Adding your first notebook#

Adding a notebook via URL#

There are several ways to to add your notebook to JupyterSpot. If the notebook is available from a publicly visible URL, then there are two options:

  1. Put the URL into the form at https://jupyterspot.com/notebooks

  2. Visit https://jupyterspot.com/notebook?url=YOUR_NB_URL, where YOUR_NB_URL is the notebook’s URL.

For option (1), first click the plus icon on the top left of the page. You’ll then be presented with the following form:

Enter the URL of your notebook into the form’s box, then you’ll be taken to your notebook’s whiteboard.

URL considerations#

Note that URLs must point to a raw .ipynb file. For GitHub URLs, we automatically substitute github.com with raw.githubusercontent.com so that

https://github.com/jupyterspot/notebooks/blob/main/stable-diffusion.ipynb 

points to:

https://raw.githubusercontent.com.com/jupyterspot/notebooks/blob/main/stable-diffusion.ipynb.

If you’re using an URL from BitBucket for example, make sure it points to the raw notebook JSON content and not a page showing a notebook viewer embedded in it.

Adding a notebook via upload#

You can also add a notebooks via uploading them through the same form. You can either drag and drop a notebook from Finder or Explorer into the outlined area or click the outlined area and browse to the location of the notebook on your filesystem. Only .ipynb files are accepted.

Adding a notebook via JupyterLab extension#

A thrid option is to use the JupyterLab extension, which works with JupyterLab >= 3.0. To install it, run

pip install jupyterspot

This will add an “Open in JupyterSpot” button to the top menu bar when you have a notebook open:

button

After installing the extension, copy your API key from the account page:

api-key

Then in JupyterLab, add the key by going to Settings -> Advanced Settings Editor -> JupyterSpot. For newer versions of JupyterLab, this looks like:

jlab-settings

For older versions of JupyterLab (~3.0), there will be a split pane of System Default and User Preferences, and you’ll need to set your key in the right side User Preferences pane and save:

jlab-settings-old

Once your API key is set, you can click the “Open in JupyterSpot” button while in any notebook to create a whiteboard on jupyterspot.com from your notebook’s contents.

Start collaborating#

Once you’ve added a notebook, you can share its link with your colleagues so that they can join the whiteboarding session by clicking the “Copy Invite Link” in the upper left of the screen where the number of online users is shown:

As colleagues join, you’ll see their names added and the online count will increase.

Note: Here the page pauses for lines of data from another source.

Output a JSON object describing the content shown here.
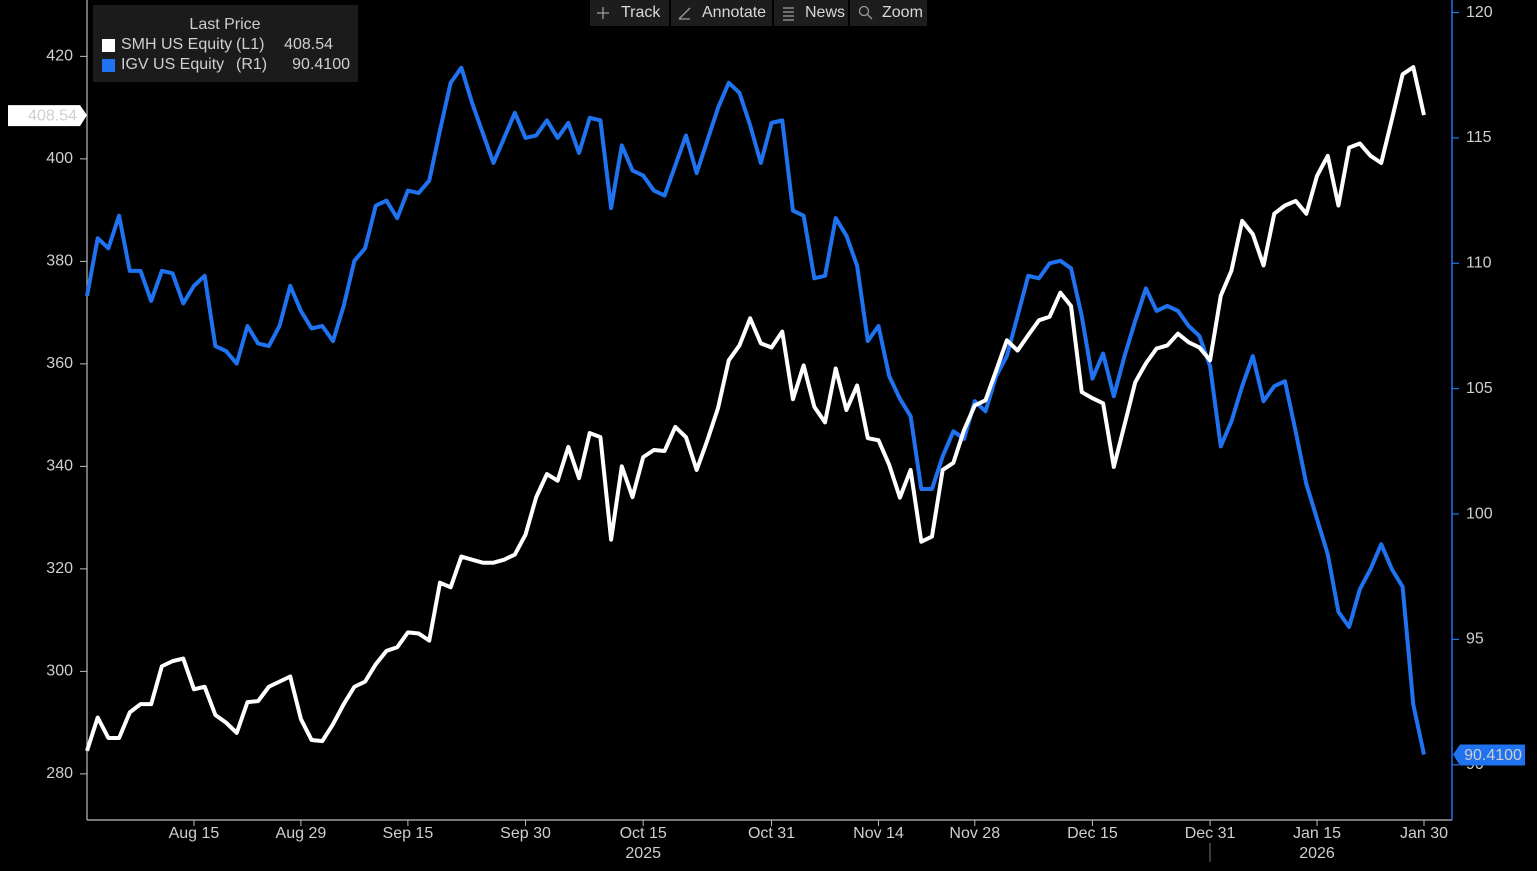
{
  "toolbar": [
    "Track",
    "Annotate",
    "News",
    "Zoom"
  ],
  "chart_data": {
    "type": "line",
    "legend_title": "Last Price",
    "categories": [
      null,
      null,
      null,
      null,
      null,
      null,
      null,
      null,
      null,
      null,
      "Aug 15",
      null,
      null,
      null,
      null,
      null,
      null,
      null,
      null,
      null,
      "Aug 29",
      null,
      null,
      null,
      null,
      null,
      null,
      null,
      null,
      null,
      "Sep 15",
      null,
      null,
      null,
      null,
      null,
      null,
      null,
      null,
      null,
      null,
      "Sep 30",
      null,
      null,
      null,
      null,
      null,
      null,
      null,
      null,
      null,
      null,
      "Oct 15",
      null,
      null,
      null,
      null,
      null,
      null,
      null,
      null,
      null,
      null,
      null,
      "Oct 31",
      null,
      null,
      null,
      null,
      null,
      null,
      null,
      null,
      null,
      "Nov 14",
      null,
      null,
      null,
      null,
      null,
      null,
      null,
      null,
      "Nov 28",
      null,
      null,
      null,
      null,
      null,
      null,
      null,
      null,
      null,
      null,
      "Dec 15",
      null,
      null,
      null,
      null,
      null,
      null,
      null,
      null,
      null,
      null,
      "Dec 31",
      null,
      null,
      null,
      null,
      null,
      null,
      null,
      null,
      null,
      "Jan 15",
      null,
      null,
      null,
      null,
      null,
      null,
      null,
      null,
      null,
      "Jan 30"
    ],
    "year_labels": [
      {
        "under": "Oct 15",
        "label": "2025"
      },
      {
        "under": "Jan 15",
        "label": "2026"
      }
    ],
    "ylim": [
      271,
      431
    ],
    "yticks": [
      280,
      300,
      320,
      340,
      360,
      380,
      400,
      420
    ],
    "y2lim": [
      87.8,
      120.5
    ],
    "y2ticks": [
      90,
      95,
      100,
      105,
      110,
      115,
      120
    ],
    "series": [
      {
        "name": "SMH US Equity",
        "axis_tag": "(L1)",
        "last_price": "408.54",
        "color": "#ffffff",
        "axis": "y",
        "values": [
          284.5,
          291,
          287,
          287,
          292,
          293.6,
          293.6,
          301,
          302,
          302.5,
          296.5,
          297,
          291.5,
          290,
          288,
          294,
          294.2,
          297,
          298,
          299,
          290.7,
          286.6,
          286.4,
          289.7,
          293.6,
          297,
          298,
          301.4,
          304,
          304.7,
          307.6,
          307.4,
          306,
          317.3,
          316.4,
          322.4,
          321.8,
          321.2,
          321.2,
          321.8,
          322.8,
          326.7,
          334,
          338.5,
          337.2,
          343.8,
          337.7,
          346.5,
          345.7,
          325.7,
          340,
          334,
          341.8,
          343.2,
          343,
          347.7,
          345.7,
          339.3,
          345.1,
          351.4,
          360.7,
          363.6,
          368.9,
          364,
          363.2,
          366.3,
          353.1,
          359.7,
          351.6,
          348.6,
          359.1,
          351,
          355.8,
          345.5,
          345.1,
          340.3,
          333.9,
          339.3,
          325.3,
          326.3,
          339.3,
          340.7,
          347.1,
          351.9,
          352.9,
          358.7,
          364.6,
          362.6,
          365.6,
          368.5,
          369.2,
          373.9,
          371.3,
          354.5,
          353.3,
          352.3,
          339.9,
          348.1,
          356.4,
          360.1,
          363,
          363.6,
          365.9,
          364.2,
          363.2,
          360.7,
          373.3,
          378.2,
          387.9,
          385.3,
          379.2,
          389.3,
          390.9,
          391.8,
          389.3,
          396.7,
          400.6,
          390.9,
          402.2,
          403,
          400.6,
          399.2,
          407.7,
          416.5,
          417.9,
          408.54
        ]
      },
      {
        "name": "IGV US Equity",
        "axis_tag": "(R1)",
        "last_price": "90.4100",
        "color": "#1f72f0",
        "axis": "y2",
        "values": [
          108.7,
          111.0,
          110.6,
          111.9,
          109.7,
          109.7,
          108.5,
          109.7,
          109.6,
          108.4,
          109.1,
          109.5,
          106.7,
          106.5,
          106.0,
          107.5,
          106.8,
          106.7,
          107.5,
          109.1,
          108.1,
          107.4,
          107.5,
          106.9,
          108.3,
          110.1,
          110.6,
          112.3,
          112.5,
          111.8,
          112.9,
          112.8,
          113.3,
          115.3,
          117.2,
          117.8,
          116.4,
          115.2,
          114.0,
          115.0,
          116.0,
          115.0,
          115.1,
          115.7,
          115.0,
          115.6,
          114.4,
          115.8,
          115.7,
          112.2,
          114.7,
          113.7,
          113.5,
          112.9,
          112.7,
          113.9,
          115.1,
          113.6,
          114.9,
          116.2,
          117.2,
          116.8,
          115.5,
          114.0,
          115.6,
          115.7,
          112.1,
          111.9,
          109.4,
          109.5,
          111.8,
          111.1,
          109.9,
          106.9,
          107.5,
          105.5,
          104.6,
          103.9,
          101.0,
          101.0,
          102.3,
          103.3,
          103.0,
          104.5,
          104.1,
          105.5,
          106.3,
          107.9,
          109.5,
          109.4,
          110.0,
          110.1,
          109.8,
          107.9,
          105.4,
          106.4,
          104.7,
          106.3,
          107.7,
          109.0,
          108.1,
          108.3,
          108.1,
          107.5,
          107.1,
          105.9,
          102.7,
          103.7,
          105.1,
          106.3,
          104.5,
          105.1,
          105.3,
          103.3,
          101.2,
          99.8,
          98.4,
          96.1,
          95.5,
          97.0,
          97.8,
          98.8,
          97.8,
          97.1,
          92.4,
          90.41
        ]
      }
    ]
  }
}
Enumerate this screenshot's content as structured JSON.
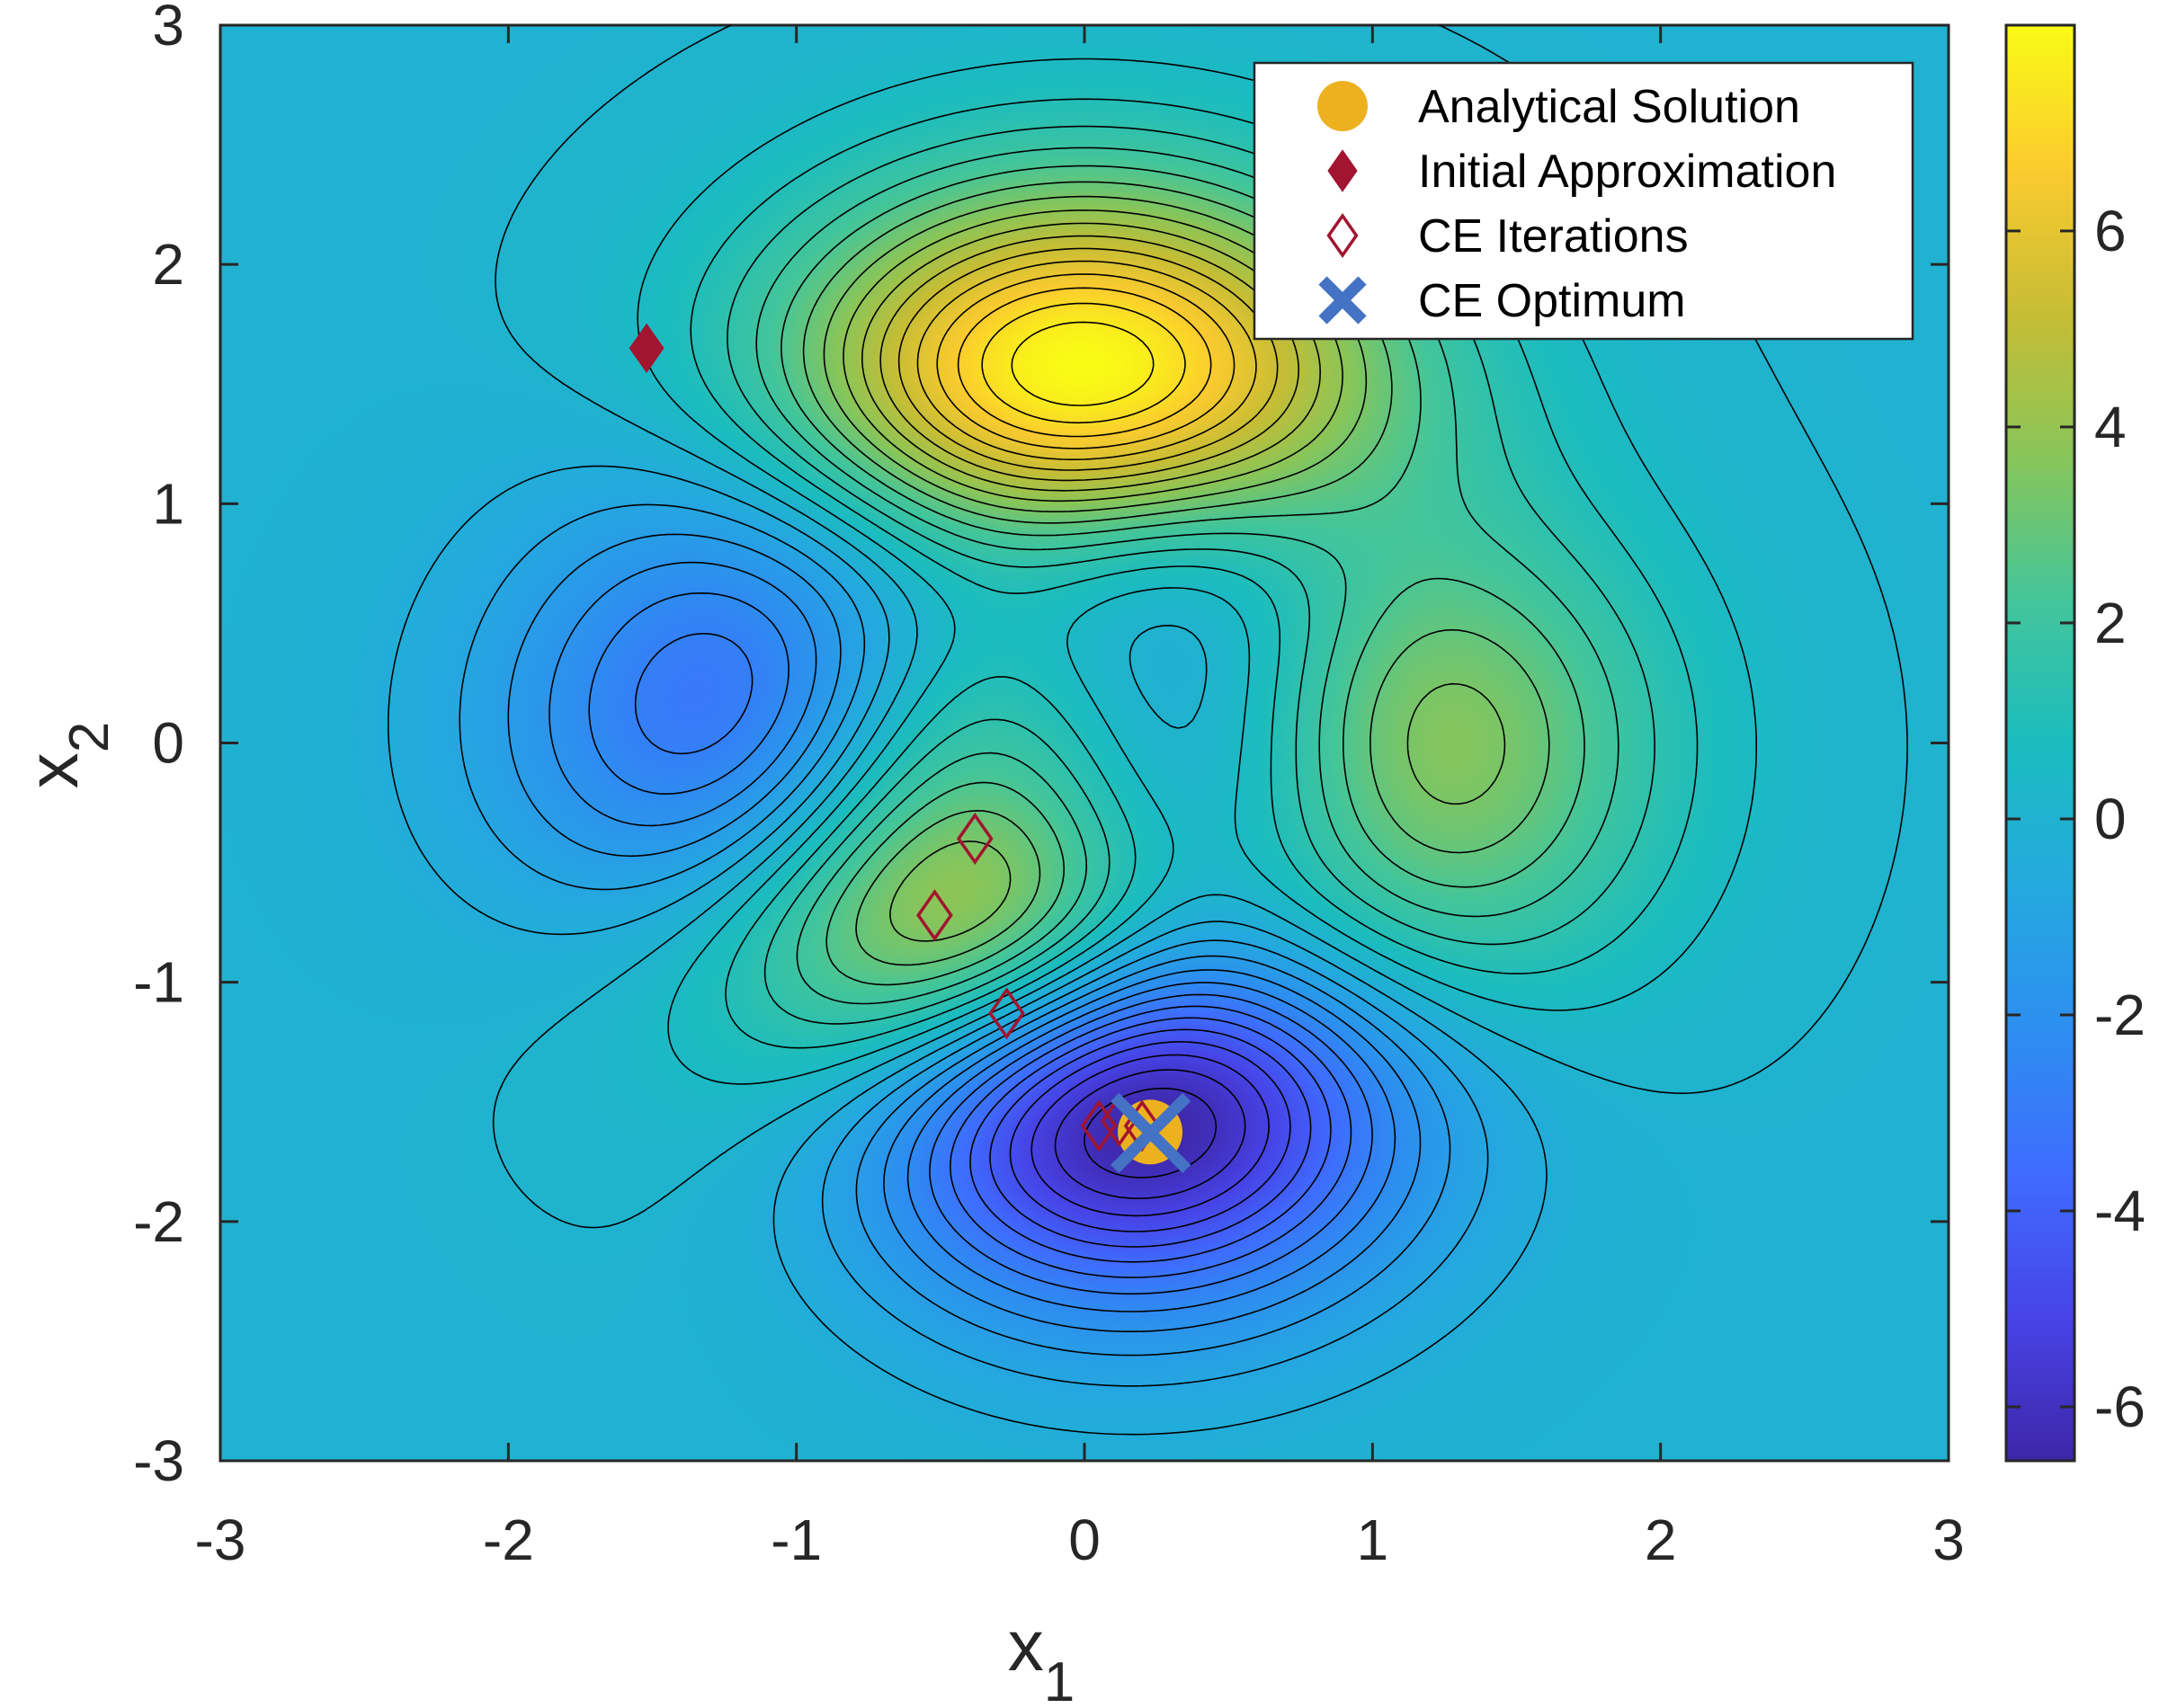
{
  "chart_data": {
    "type": "contour",
    "xlabel": "x",
    "xlabel_sub": "1",
    "ylabel": "x",
    "ylabel_sub": "2",
    "xlim": [
      -3,
      3
    ],
    "ylim": [
      -3,
      3
    ],
    "x_ticks": [
      -3,
      -2,
      -1,
      0,
      1,
      2,
      3
    ],
    "y_ticks": [
      -3,
      -2,
      -1,
      0,
      1,
      2,
      3
    ],
    "x_tick_labels": [
      "-3",
      "-2",
      "-1",
      "0",
      "1",
      "2",
      "3"
    ],
    "y_tick_labels": [
      "-3",
      "-2",
      "-1",
      "0",
      "1",
      "2",
      "3"
    ],
    "colorbar": {
      "limits": [
        -6.55,
        8.1
      ],
      "ticks": [
        -6,
        -4,
        -2,
        0,
        2,
        4,
        6
      ],
      "tick_labels": [
        "-6",
        "-4",
        "-2",
        "0",
        "2",
        "4",
        "6"
      ],
      "colormap": "parula",
      "colors": [
        "#3e26a8",
        "#4743e7",
        "#3f6cfe",
        "#2d8ef0",
        "#24a9df",
        "#1bbcbf",
        "#44c59a",
        "#89c559",
        "#c7bd35",
        "#fbcb2f",
        "#f9fb15"
      ]
    },
    "surface_extrema": [
      {
        "label": "global max",
        "x": 0.0,
        "y": 1.58,
        "value": 8.1
      },
      {
        "label": "local max",
        "x": 1.29,
        "y": 0.0,
        "value": 3.78
      },
      {
        "label": "local max",
        "x": -0.46,
        "y": -0.63,
        "value": 3.78
      },
      {
        "label": "global min",
        "x": 0.23,
        "y": -1.63,
        "value": -6.55
      },
      {
        "label": "local min",
        "x": -1.35,
        "y": 0.2,
        "value": -3.05
      },
      {
        "label": "saddle region",
        "x": 0.3,
        "y": 0.3,
        "value": -0.6
      }
    ],
    "contour_levels": 30,
    "series": [
      {
        "name": "Analytical Solution",
        "marker": "filled-circle",
        "color": "#EDB120",
        "points": [
          {
            "x": 0.228,
            "y": -1.626
          }
        ]
      },
      {
        "name": "Initial Approximation",
        "marker": "filled-diamond",
        "color": "#A2142F",
        "points": [
          {
            "x": -1.52,
            "y": 1.65
          }
        ]
      },
      {
        "name": "CE Iterations",
        "marker": "open-diamond",
        "color": "#A2142F",
        "points": [
          {
            "x": -0.38,
            "y": -0.4
          },
          {
            "x": -0.52,
            "y": -0.72
          },
          {
            "x": -0.27,
            "y": -1.13
          },
          {
            "x": 0.05,
            "y": -1.6
          },
          {
            "x": 0.12,
            "y": -1.58
          },
          {
            "x": 0.2,
            "y": -1.6
          }
        ]
      },
      {
        "name": "CE Optimum",
        "marker": "x",
        "color": "#4472C4",
        "points": [
          {
            "x": 0.23,
            "y": -1.63
          }
        ]
      }
    ],
    "legend_position": "top-right"
  }
}
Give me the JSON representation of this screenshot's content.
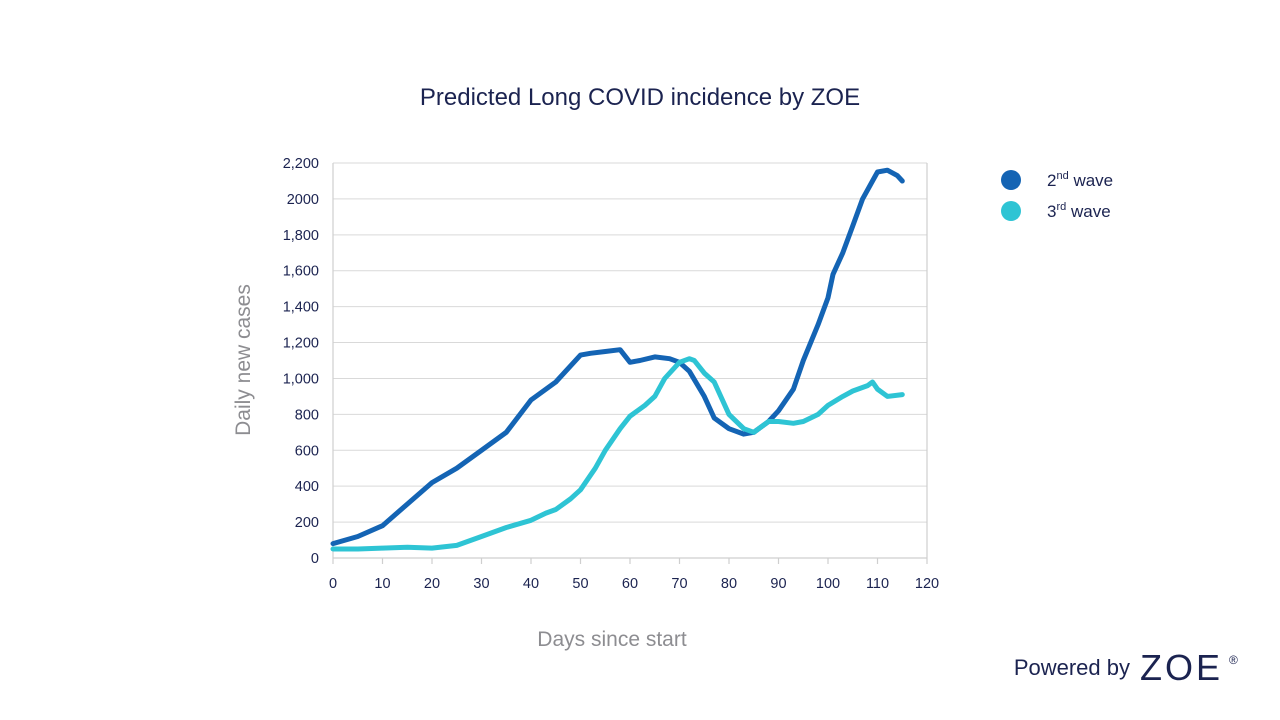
{
  "chart_data": {
    "type": "line",
    "title": "Predicted Long COVID incidence by ZOE",
    "xlabel": "Days since start",
    "ylabel": "Daily new cases",
    "xlim": [
      0,
      120
    ],
    "ylim": [
      0,
      2200
    ],
    "x_ticks": [
      0,
      10,
      20,
      30,
      40,
      50,
      60,
      70,
      80,
      90,
      100,
      110,
      120
    ],
    "x_tick_labels": [
      "0",
      "10",
      "20",
      "30",
      "40",
      "50",
      "60",
      "70",
      "80",
      "90",
      "100",
      "110",
      "120"
    ],
    "y_ticks": [
      0,
      200,
      400,
      600,
      800,
      1000,
      1200,
      1400,
      1600,
      1800,
      2000,
      2200
    ],
    "y_tick_labels": [
      "0",
      "200",
      "400",
      "600",
      "800",
      "1,000",
      "1,200",
      "1,400",
      "1,600",
      "1,800",
      "2000",
      "2,200"
    ],
    "grid": true,
    "legend_position": "top-right",
    "series": [
      {
        "name": "2nd wave",
        "legend_base": "2",
        "legend_sup": "nd",
        "legend_rest": " wave",
        "color": "#1464b4",
        "x": [
          0,
          5,
          10,
          15,
          20,
          25,
          30,
          35,
          40,
          45,
          50,
          52,
          55,
          58,
          60,
          62,
          65,
          68,
          70,
          72,
          75,
          77,
          80,
          83,
          85,
          88,
          90,
          93,
          95,
          98,
          100,
          101,
          103,
          105,
          107,
          109,
          110,
          112,
          114,
          115
        ],
        "y": [
          80,
          120,
          180,
          300,
          420,
          500,
          600,
          700,
          880,
          980,
          1130,
          1140,
          1150,
          1160,
          1090,
          1100,
          1120,
          1110,
          1090,
          1040,
          900,
          780,
          720,
          690,
          700,
          760,
          820,
          940,
          1100,
          1300,
          1450,
          1580,
          1700,
          1850,
          2000,
          2100,
          2150,
          2160,
          2130,
          2100
        ]
      },
      {
        "name": "3rd wave",
        "legend_base": "3",
        "legend_sup": "rd",
        "legend_rest": " wave",
        "color": "#2ec4d4",
        "x": [
          0,
          5,
          10,
          15,
          20,
          25,
          30,
          35,
          40,
          43,
          45,
          48,
          50,
          53,
          55,
          58,
          60,
          63,
          65,
          67,
          70,
          72,
          73,
          75,
          77,
          80,
          83,
          85,
          88,
          90,
          93,
          95,
          98,
          100,
          103,
          105,
          108,
          109,
          110,
          112,
          115
        ],
        "y": [
          50,
          50,
          55,
          60,
          55,
          70,
          120,
          170,
          210,
          250,
          270,
          330,
          380,
          500,
          600,
          720,
          790,
          850,
          900,
          1000,
          1090,
          1110,
          1100,
          1030,
          980,
          800,
          720,
          700,
          760,
          760,
          750,
          760,
          800,
          850,
          900,
          930,
          960,
          980,
          940,
          900,
          910
        ]
      }
    ]
  },
  "branding": {
    "powered_by": "Powered by",
    "brand": "ZOE",
    "registered": "®"
  }
}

Notebooks added by free accounts can be viewed from the public notebooks page. Any drawings, text, and sticky notes added to such notebooks can be seen by everyone else. Do not put any personal or proprietary information into these public notebooks! If you need privacy, either invite someone else to join JupyterSpot to get a private notebook, or check out the pro plan.

Notebook added by pro accounts do not appear on the list of public notebooks. Pro accounts can turn off the “Shareable Link” option shown above and toggle the “Read Only Sharing” option to restrict collaborators from editing.